We are just finishing interviews for the incoming class of new residents that will start in July. Feels weird now that I am two years removed from their position, and I am starting to lose the feeling of how they felt and how intimidated I was. I am also realizing how much closer I am to being done with residency, and how much more I need to learn. Seems like I have made it to the point that some things are really starting to come together for me knowlege wise, and I am starting to have the foundation that I can build my knowlege upon. I only have 3.5 years left, which really is not all that much time to get the skills and knowlege I will need wherever the Lord has for me.
The rest of the year has me doing another month of Cardiac surgery, a month of Plastic surgery, a month of Transplant surgery up in Cleveland, and another few months of general surgery I think, or maybe ICU or something like that.

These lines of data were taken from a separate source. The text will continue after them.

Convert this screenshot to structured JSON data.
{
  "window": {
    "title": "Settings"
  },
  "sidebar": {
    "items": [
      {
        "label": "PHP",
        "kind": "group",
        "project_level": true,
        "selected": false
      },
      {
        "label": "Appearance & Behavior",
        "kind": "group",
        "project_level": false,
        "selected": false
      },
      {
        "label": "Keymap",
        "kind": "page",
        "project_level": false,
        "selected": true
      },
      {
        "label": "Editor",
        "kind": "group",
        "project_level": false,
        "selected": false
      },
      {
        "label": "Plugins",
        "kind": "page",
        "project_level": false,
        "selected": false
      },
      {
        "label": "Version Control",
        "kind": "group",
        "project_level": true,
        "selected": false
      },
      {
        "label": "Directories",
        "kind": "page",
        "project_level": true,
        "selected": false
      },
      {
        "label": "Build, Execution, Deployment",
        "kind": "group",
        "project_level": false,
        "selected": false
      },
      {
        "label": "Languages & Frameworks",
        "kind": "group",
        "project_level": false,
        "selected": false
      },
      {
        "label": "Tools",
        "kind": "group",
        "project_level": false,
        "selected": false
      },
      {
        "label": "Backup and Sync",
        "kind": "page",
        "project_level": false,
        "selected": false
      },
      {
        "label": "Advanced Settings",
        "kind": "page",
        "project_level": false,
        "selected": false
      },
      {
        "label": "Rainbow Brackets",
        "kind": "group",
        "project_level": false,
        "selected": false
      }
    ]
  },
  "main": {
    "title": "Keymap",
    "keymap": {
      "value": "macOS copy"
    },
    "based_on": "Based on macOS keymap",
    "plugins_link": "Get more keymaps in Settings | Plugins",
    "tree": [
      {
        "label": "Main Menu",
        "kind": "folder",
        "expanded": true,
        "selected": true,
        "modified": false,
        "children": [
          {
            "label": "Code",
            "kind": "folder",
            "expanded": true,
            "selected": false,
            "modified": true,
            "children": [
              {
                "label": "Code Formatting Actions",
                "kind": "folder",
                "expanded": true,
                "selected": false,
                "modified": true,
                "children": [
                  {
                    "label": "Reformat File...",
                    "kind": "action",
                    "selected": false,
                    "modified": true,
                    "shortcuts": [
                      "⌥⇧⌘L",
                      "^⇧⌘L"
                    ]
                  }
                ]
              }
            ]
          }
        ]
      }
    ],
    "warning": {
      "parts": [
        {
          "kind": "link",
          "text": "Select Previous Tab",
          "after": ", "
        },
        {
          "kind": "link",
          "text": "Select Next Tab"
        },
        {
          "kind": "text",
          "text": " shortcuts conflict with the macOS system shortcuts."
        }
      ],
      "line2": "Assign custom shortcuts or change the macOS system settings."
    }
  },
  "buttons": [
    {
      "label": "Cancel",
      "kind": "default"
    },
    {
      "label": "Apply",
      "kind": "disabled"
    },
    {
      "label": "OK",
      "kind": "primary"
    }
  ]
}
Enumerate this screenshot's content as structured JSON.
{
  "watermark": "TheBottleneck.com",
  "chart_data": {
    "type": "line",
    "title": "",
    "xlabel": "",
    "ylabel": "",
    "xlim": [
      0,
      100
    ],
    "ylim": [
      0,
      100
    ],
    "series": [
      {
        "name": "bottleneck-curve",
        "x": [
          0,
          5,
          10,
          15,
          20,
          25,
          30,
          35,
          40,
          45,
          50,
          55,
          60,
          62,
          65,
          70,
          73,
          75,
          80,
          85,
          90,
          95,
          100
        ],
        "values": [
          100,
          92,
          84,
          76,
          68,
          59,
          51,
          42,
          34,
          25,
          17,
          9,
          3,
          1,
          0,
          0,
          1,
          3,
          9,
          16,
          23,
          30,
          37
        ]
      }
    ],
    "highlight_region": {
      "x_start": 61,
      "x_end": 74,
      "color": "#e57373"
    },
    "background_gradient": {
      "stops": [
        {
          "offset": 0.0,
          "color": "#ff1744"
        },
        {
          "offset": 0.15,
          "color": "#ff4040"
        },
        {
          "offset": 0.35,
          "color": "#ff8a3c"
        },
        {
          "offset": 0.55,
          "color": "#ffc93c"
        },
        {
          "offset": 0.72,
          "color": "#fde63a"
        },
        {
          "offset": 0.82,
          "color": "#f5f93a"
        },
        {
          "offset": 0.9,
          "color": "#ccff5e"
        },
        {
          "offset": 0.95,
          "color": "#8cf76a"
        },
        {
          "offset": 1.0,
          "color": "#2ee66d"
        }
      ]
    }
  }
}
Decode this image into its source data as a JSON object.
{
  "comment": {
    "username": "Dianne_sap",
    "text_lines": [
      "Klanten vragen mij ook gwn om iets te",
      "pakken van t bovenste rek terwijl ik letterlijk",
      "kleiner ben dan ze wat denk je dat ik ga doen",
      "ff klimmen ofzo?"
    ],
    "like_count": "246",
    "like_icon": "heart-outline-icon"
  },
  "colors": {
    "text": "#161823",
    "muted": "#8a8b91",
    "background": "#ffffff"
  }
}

Last month seemed to be really strange. We had this guy come in that was similar to another patient we had earlier in the year. He was a young guy of 18 who actually came in one night as a trauma patient. He had been involved in a drunken car wreck where the vehicle he was in was stolen. He didn't have anything wrong and was a real jerk to the staff, spitting, swearing, swinging, etc... so we let him go home. He then showed up later that same night having been shot in a room with a girl, not his girlfriend, and when he came in he wasn't swearing or spitting, or fighting. He looked at me and with wide eyes asked me point blank if he was going to die. I answered back with the usual "well, we are trying to make sure you don't." as I looked at his chest x-ray the bullet wound on his left chest seemed to have a chest that was full of blood. We began pumping him full of blood and IV fluids, and I put a tube in between his ribs into his chest cavity under his armpit to evacuate the blood that has accumulated there, as well as re-expand his lung. Initially I watched just over 3 pints of blood come out of the tube. I secured the tube to his chest and then took another look and he had over a liter out. At this point we were able to roll him and found the exit wound in the small of his back and so we took him up to surgery. We placed him on the operating table and then he asked us again if he was going to die. I was praying again as I answered, "well, we sure hope not sir, we are doing our best to make sure you don't die okay." A few seconds later when we put him to sleep for the surgery we lost his pulse and blood pressure, so we started CPR and he had blood squirting out of his bullet holes with the compressions. The chest surgeon arrived and cracked his chest, to find his heart beating, but then it stopped. He had a bullet wound all the way through both segments of his left lung and the bullet had severed both the main artery and vein going to his lung, which is a fatal wound.
Well, we really have been doing okay as a family, with the children learning much more how to read, play football, build and create. I have someone I have to go see now, so I will end here. Some short moments of calm on call here at the hospital are the times I have to write here, so I guess that means it has to be interrupted like now. Take care.